On July 14, 2008, Lipinski resigned as the paper's editor, saying she was no longer "a good fit" for the job.

In September 2008, Lipinski became the Vice President of Civic Engagement for the University of Chicago.

In October 2009, Lipinski became part of the advisory board of the Chicago News Cooperative, a new, nonprofit Chicago news-gathering operation providing local news articles to The New York Times.

She was chair of the board of the University of Chicago Charter School and served on the Pulitzer Prize board, acting as co-chair in her final year, as well as the boards of the Chicago Children's Choir and the Court Theatre. She serves on the Alumni Board of the University of Michigan.

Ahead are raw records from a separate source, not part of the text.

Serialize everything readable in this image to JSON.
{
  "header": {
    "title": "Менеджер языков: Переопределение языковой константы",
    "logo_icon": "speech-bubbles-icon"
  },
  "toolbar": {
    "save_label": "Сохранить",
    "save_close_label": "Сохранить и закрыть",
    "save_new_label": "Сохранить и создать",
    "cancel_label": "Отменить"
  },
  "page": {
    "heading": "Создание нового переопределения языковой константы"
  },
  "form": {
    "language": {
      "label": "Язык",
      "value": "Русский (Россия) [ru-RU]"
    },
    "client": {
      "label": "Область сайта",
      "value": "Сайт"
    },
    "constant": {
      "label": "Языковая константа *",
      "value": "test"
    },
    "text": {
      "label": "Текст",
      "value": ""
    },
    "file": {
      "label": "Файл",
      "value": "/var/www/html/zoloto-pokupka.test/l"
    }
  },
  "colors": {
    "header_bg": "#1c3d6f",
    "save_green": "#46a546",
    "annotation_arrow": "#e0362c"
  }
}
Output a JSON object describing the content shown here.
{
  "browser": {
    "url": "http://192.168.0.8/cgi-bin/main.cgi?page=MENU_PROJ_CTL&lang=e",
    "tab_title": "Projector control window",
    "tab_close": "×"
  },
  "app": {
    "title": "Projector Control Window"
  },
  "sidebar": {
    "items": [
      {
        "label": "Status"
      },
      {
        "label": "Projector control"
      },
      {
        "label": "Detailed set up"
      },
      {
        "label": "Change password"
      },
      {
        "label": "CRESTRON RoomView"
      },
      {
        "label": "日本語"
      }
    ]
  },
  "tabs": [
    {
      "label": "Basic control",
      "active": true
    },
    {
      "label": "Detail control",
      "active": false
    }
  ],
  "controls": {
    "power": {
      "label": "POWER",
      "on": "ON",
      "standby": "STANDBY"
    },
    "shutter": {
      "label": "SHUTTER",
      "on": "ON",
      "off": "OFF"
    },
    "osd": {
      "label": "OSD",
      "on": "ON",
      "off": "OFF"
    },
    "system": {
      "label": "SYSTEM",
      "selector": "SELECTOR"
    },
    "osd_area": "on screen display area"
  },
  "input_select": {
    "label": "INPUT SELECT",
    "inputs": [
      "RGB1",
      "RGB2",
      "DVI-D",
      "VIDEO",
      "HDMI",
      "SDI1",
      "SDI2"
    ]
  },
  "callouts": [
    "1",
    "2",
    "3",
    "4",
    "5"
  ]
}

On April 19, 2011, she was announced as the next curator of the Nieman Foundation for Journalism at Harvard, responsible for managing the Nieman Fellowships. She also sat on the advisory board of the Chicago News Cooperative until the organization ceased operations in 2012. Lipinski is one of the 25 leading figures on the Information and Democracy Commission launched by Reporters Without Borders.

== Personal ==
Lipinski and her husband, Steve Kagan, live in the Kenwood neighborhood of Chicago and have one daughter, Caroline Kagan.